Dans le monde, loin d’un tapis de yoga, j’ai rappelé les sensations de Child’s Pose intérieurement et j’ai ressenti un changement énergétique. Vous pouvez également simplement prendre un élément disponible de la forme et le mettre en scène : ramenez votre front vers une surface, inclinez votre tête vers votre cœur ou envoyez-vous un rappel pour faire une pause, une respiration, relaxez-vous. Et quand vous êtes prêt (et seulement quand vous êtes prêt), recommencez.
Comment rendre la pose de l’enfant encore plus confortable
Et si Child’s Pose ne vous apportait pas un effet calmant ?

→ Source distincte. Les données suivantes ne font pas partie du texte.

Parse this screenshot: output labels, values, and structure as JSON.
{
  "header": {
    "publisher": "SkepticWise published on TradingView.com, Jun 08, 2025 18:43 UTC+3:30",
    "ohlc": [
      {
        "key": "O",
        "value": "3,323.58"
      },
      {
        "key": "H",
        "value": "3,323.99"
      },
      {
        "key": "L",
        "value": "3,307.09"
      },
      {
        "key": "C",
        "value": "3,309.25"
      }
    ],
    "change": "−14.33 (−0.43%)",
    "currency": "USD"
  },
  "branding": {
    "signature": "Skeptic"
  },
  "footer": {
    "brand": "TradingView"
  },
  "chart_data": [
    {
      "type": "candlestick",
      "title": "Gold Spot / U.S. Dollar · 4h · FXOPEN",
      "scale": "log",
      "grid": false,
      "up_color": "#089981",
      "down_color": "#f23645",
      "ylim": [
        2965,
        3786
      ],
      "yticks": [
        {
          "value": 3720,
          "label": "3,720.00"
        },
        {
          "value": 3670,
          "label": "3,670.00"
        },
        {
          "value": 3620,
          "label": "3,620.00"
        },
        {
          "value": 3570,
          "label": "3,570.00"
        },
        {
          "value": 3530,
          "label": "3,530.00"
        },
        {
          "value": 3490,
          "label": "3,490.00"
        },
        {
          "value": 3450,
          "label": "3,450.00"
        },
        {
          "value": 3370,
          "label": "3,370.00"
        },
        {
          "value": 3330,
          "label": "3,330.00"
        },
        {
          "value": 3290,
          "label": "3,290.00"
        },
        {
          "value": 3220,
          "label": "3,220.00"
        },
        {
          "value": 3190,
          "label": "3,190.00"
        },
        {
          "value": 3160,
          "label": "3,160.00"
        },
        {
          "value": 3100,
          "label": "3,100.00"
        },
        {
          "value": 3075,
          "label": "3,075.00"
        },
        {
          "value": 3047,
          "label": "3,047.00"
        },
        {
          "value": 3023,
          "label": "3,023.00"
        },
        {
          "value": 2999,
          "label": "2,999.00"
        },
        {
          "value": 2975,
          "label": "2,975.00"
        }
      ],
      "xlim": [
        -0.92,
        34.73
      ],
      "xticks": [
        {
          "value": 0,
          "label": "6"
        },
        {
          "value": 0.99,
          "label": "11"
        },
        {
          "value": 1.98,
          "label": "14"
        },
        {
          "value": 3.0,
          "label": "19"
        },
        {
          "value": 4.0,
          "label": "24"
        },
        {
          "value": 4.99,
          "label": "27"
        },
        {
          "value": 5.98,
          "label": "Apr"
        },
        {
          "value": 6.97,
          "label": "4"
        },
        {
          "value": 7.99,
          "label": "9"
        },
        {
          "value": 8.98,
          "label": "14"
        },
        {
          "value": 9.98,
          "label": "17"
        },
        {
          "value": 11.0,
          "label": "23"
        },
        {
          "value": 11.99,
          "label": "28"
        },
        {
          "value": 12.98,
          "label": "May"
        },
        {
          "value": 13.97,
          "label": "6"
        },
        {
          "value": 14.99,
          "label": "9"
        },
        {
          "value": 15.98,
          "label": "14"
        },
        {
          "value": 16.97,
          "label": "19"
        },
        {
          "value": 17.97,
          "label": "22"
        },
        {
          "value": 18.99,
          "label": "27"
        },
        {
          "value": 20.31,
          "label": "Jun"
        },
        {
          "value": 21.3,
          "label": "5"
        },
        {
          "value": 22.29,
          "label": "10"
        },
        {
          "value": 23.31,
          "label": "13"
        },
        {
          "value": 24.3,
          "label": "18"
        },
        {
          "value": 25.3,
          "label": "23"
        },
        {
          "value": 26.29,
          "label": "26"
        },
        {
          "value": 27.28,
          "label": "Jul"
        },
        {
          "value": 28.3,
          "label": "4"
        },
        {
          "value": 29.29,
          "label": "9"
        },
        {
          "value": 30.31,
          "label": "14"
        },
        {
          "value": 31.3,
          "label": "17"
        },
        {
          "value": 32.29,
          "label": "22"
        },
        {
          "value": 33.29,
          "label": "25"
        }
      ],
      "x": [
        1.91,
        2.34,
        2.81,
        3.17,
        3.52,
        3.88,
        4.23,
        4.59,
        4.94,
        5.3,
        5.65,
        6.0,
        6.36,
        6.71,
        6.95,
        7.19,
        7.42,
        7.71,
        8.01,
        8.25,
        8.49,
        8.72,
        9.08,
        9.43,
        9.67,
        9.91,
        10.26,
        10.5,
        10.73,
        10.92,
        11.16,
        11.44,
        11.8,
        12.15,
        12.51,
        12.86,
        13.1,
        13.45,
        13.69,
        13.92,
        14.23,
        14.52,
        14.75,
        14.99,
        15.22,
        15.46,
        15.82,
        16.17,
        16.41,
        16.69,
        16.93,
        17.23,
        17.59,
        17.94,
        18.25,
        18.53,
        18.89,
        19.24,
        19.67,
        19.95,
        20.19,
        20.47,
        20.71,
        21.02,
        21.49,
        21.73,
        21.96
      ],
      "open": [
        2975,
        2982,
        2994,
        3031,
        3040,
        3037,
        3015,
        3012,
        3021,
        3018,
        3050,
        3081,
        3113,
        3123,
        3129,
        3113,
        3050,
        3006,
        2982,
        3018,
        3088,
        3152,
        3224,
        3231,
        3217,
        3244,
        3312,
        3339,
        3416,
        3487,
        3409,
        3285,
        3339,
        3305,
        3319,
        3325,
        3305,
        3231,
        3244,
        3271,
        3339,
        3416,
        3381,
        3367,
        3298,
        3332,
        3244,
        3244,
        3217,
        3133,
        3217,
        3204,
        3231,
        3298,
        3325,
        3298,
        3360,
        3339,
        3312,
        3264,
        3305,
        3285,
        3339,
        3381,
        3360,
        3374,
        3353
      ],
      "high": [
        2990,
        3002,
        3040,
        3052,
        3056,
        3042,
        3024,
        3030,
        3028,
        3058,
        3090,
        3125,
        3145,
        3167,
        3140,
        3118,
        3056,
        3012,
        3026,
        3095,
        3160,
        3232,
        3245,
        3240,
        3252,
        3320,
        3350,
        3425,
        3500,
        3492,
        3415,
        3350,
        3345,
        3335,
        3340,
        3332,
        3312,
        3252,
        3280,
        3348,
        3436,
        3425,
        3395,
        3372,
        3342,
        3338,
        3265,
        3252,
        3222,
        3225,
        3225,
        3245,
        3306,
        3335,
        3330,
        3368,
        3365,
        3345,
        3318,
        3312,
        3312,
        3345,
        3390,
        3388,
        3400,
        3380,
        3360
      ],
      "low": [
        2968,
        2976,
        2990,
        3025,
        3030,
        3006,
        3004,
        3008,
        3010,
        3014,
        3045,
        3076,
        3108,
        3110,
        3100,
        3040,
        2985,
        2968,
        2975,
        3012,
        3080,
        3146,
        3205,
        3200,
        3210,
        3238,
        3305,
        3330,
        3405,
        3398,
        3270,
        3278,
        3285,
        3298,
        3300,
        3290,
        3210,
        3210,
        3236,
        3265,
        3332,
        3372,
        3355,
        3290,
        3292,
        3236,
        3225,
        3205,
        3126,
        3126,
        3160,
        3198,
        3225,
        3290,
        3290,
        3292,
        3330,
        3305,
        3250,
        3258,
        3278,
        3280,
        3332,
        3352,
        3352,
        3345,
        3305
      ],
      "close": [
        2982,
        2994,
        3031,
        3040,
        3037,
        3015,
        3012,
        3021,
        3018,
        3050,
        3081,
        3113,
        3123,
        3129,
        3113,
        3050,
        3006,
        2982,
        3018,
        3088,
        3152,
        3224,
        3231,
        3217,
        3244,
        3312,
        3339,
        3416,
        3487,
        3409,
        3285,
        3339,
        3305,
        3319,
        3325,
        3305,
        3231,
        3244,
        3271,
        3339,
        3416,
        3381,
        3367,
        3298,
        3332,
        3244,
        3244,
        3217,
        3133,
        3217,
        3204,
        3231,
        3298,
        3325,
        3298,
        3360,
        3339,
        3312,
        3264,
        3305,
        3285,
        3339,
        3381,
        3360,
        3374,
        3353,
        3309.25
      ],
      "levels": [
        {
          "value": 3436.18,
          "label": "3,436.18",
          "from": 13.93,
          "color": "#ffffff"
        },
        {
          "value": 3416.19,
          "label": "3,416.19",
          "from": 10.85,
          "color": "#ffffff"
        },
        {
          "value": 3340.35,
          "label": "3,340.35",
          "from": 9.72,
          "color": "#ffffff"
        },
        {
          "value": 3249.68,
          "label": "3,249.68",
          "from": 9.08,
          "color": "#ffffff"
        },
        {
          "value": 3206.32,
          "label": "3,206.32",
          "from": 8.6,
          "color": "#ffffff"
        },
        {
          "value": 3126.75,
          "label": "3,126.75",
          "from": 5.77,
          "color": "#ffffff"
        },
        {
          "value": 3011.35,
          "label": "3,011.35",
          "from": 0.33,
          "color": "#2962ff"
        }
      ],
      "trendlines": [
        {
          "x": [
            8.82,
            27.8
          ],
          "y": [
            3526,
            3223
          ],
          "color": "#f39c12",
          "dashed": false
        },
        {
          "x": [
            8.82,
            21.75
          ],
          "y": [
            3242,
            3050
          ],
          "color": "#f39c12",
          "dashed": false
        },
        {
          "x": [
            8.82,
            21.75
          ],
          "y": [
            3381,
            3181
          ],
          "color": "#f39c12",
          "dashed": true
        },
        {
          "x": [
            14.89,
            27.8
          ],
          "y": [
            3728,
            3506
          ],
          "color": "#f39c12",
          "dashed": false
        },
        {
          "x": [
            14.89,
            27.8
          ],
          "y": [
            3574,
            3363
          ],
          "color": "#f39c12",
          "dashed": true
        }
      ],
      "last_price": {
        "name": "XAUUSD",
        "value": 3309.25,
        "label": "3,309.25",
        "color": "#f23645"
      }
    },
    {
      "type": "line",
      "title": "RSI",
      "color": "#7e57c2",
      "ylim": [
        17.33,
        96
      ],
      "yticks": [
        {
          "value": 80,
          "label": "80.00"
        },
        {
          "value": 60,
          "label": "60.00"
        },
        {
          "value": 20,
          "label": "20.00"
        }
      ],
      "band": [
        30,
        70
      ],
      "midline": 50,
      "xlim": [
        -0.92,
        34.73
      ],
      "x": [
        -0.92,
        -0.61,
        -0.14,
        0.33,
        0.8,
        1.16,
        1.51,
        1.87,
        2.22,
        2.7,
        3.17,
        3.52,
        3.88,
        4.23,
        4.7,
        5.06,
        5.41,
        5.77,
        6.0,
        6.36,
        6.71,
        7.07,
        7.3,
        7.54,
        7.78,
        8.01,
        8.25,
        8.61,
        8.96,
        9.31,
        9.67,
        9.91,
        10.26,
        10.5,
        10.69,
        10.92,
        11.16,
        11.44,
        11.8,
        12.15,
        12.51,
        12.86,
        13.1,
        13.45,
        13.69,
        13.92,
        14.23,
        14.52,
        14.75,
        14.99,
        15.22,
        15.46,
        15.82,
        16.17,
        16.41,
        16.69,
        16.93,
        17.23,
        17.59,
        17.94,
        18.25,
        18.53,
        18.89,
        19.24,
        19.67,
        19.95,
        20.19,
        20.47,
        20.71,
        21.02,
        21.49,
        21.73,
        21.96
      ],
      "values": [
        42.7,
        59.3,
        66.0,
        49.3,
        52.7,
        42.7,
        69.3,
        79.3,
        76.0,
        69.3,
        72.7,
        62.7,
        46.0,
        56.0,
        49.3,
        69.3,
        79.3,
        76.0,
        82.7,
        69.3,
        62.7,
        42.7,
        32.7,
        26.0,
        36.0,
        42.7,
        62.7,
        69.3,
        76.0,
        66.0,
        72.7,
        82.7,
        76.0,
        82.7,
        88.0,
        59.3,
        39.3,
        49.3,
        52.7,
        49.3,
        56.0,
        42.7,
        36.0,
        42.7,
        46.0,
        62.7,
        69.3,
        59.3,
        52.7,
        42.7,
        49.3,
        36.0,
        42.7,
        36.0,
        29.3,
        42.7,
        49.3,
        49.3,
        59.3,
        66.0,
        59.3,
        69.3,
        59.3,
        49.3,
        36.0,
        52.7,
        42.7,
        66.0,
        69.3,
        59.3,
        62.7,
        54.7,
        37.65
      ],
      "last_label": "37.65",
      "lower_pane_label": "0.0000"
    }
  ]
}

Si vous n’avez jamais atteint un état de bonheur dans cette forme, vous n’êtes pas seul. N’oubliez pas que l’anatomie de chacun est légèrement différente. Aucune pose n’a la même sensation dans le corps pour tout le monde. D’un point de vue musculo-squelettique, « cette posture nécessite une flexion complète des hanches et des genoux », explique Rubenstein Fazzio. « Donc, cela peut être aggravant pour ceux qui ont une amplitude de mouvement limitée en raison d’une blessure, d’une arthrite grave ou d’autres conditions. » En raison de la compression vers l’avant de Child’s Pose, certaines personnes peuvent avoir une respiration restreinte ou être anxieuses. Si ceux-ci ou tout autre inconfort se produit, essayez une modification.
Pose d’enfant quand vous ne pouvez pas toucher votre tête au sol
Apportez votre front pour se reposer sur un bloc, une couverture pliée, même vos mains ou avant-bras empilés à la place. Mais appliquez une légère pression sur le front car cela peut stimuler une réponse de relaxation. (Pensez à la façon dont, en période de stress, il y a souvent un instinct naturel pour porter votre main à votre front. Ce n’est pas seulement pour jouer le rôle d’une reine du drame.)

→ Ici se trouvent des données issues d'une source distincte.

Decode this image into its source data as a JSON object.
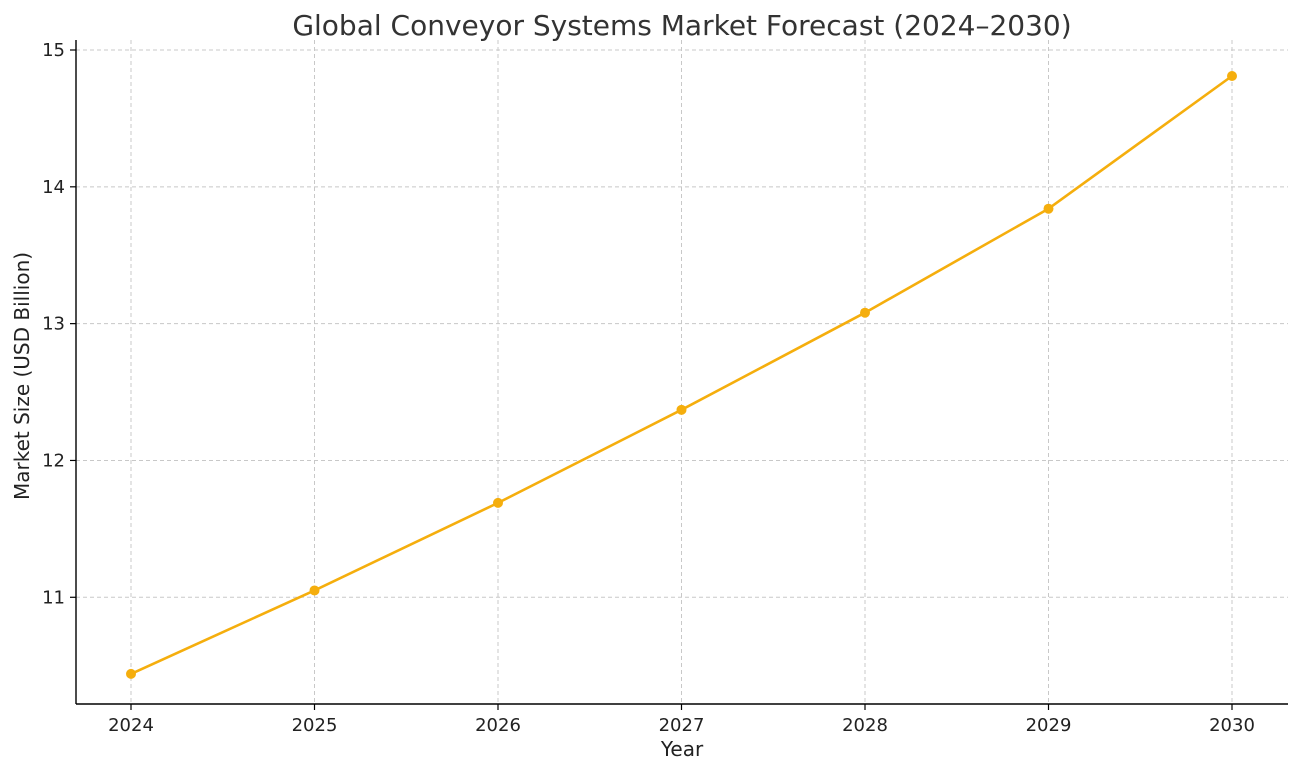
{
  "chart_data": {
    "type": "line",
    "title": "Global Conveyor Systems Market Forecast (2024–2030)",
    "xlabel": "Year",
    "ylabel": "Market Size (USD Billion)",
    "categories": [
      "2024",
      "2025",
      "2026",
      "2027",
      "2028",
      "2029",
      "2030"
    ],
    "series": [
      {
        "values": [
          10.44,
          11.05,
          11.69,
          12.37,
          13.08,
          13.84,
          14.81
        ],
        "color": "#f5ae0d"
      }
    ],
    "ylim": [
      10.22,
      15.0
    ],
    "yticks": [
      11,
      12,
      13,
      14,
      15
    ],
    "grid": true,
    "legend": "none",
    "marker": "circle"
  }
}
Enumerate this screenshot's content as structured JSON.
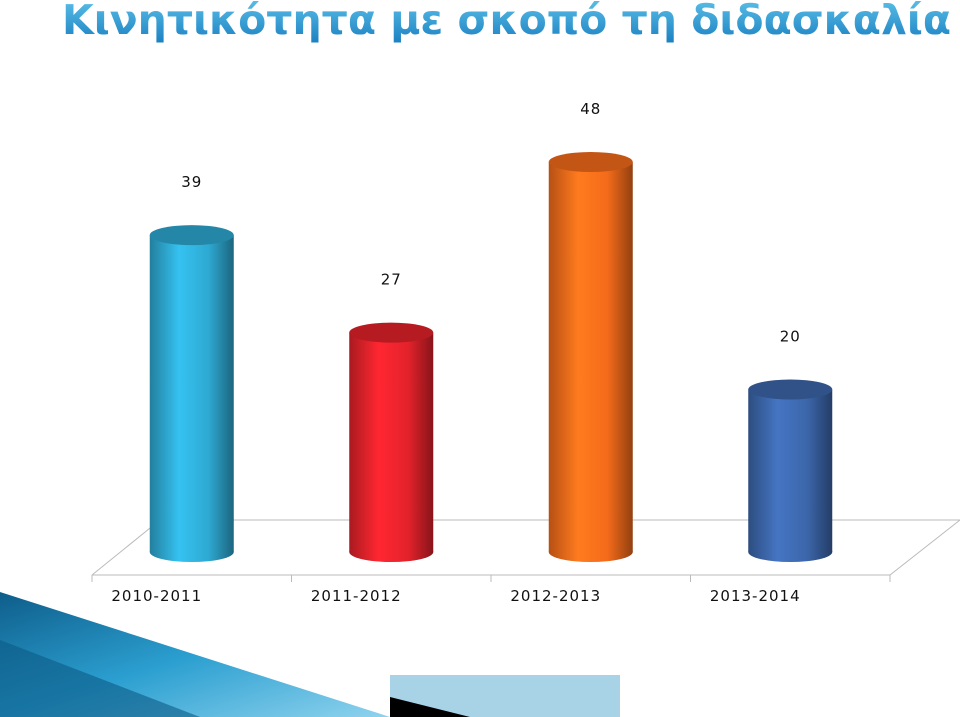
{
  "chart_data": {
    "type": "bar",
    "title": "Κινητικότητα με σκοπό τη διδασκαλία (ΕΠ):",
    "categories": [
      "2010-2011",
      "2011-2012",
      "2012-2013",
      "2013-2014"
    ],
    "values": [
      39,
      27,
      48,
      20
    ],
    "colors": [
      "#2ea9d2",
      "#e3222b",
      "#f46b1a",
      "#3c66aa"
    ],
    "grid": false
  }
}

Pose d’enfant quand vos genoux n’aiment pas le sol
Vous pouvez également glisser une couverture pliée sous vos genoux pour vous amortir.

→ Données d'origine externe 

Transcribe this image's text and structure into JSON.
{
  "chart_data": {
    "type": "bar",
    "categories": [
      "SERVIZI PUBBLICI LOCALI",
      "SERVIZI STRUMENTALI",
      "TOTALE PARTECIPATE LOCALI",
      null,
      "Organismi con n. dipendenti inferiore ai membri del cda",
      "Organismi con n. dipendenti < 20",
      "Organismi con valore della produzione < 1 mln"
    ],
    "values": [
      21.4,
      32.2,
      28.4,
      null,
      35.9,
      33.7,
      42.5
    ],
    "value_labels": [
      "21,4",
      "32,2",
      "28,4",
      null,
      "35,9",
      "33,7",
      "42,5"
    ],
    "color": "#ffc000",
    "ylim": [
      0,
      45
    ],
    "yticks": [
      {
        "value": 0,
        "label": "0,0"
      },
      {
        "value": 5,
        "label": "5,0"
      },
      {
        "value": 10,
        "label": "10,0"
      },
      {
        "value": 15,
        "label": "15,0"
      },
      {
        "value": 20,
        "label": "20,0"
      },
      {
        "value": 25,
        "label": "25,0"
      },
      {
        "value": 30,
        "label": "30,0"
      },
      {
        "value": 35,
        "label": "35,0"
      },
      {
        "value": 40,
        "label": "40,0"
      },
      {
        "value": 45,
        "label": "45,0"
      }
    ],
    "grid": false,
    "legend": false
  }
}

Pose d’enfant quand vous avez les épaules serrées
Essayez de placer un bloc ou une petite pile de livres sous chaque main.
Pose de l’enfant lorsque votre siège ne repose pas sur vos talons
Si votre siège ne repose pas sur vos talons, glissez une couverture pliée ou deux ou même quelques oreillers entre votre derrière et vos talons afin que vous puissiez vous asseoir confortablement et vous détendre plutôt que de vous tenir en position.
Pose de l’enfant quand vous êtes enseignant
Demandez toujours la permission avant d’offrir des ajustements pratiques dans cette pose ou dans n’importe quelle pose, en particulier celle dans laquelle vous vous approchez tranquillement d’un élève sans être dans sa ligne de mire. Il y a aussi quelque chose de sacré dans le fait de garder tranquillement un espace, même à plusieurs mètres de distance, pour que les étudiants se tournent vers l’intérieur et se lancent dans le travail invisible du yoga – enquête, écoute, communion avec soi et repos.
Si Child’s Pose s’avère physiquement ou émotionnellement inconfortable pour vous pour une raison quelconque, vous pouvez tout à fait l’ignorer. Le corps et l’expérience de chacun sont différents. Honorez cela.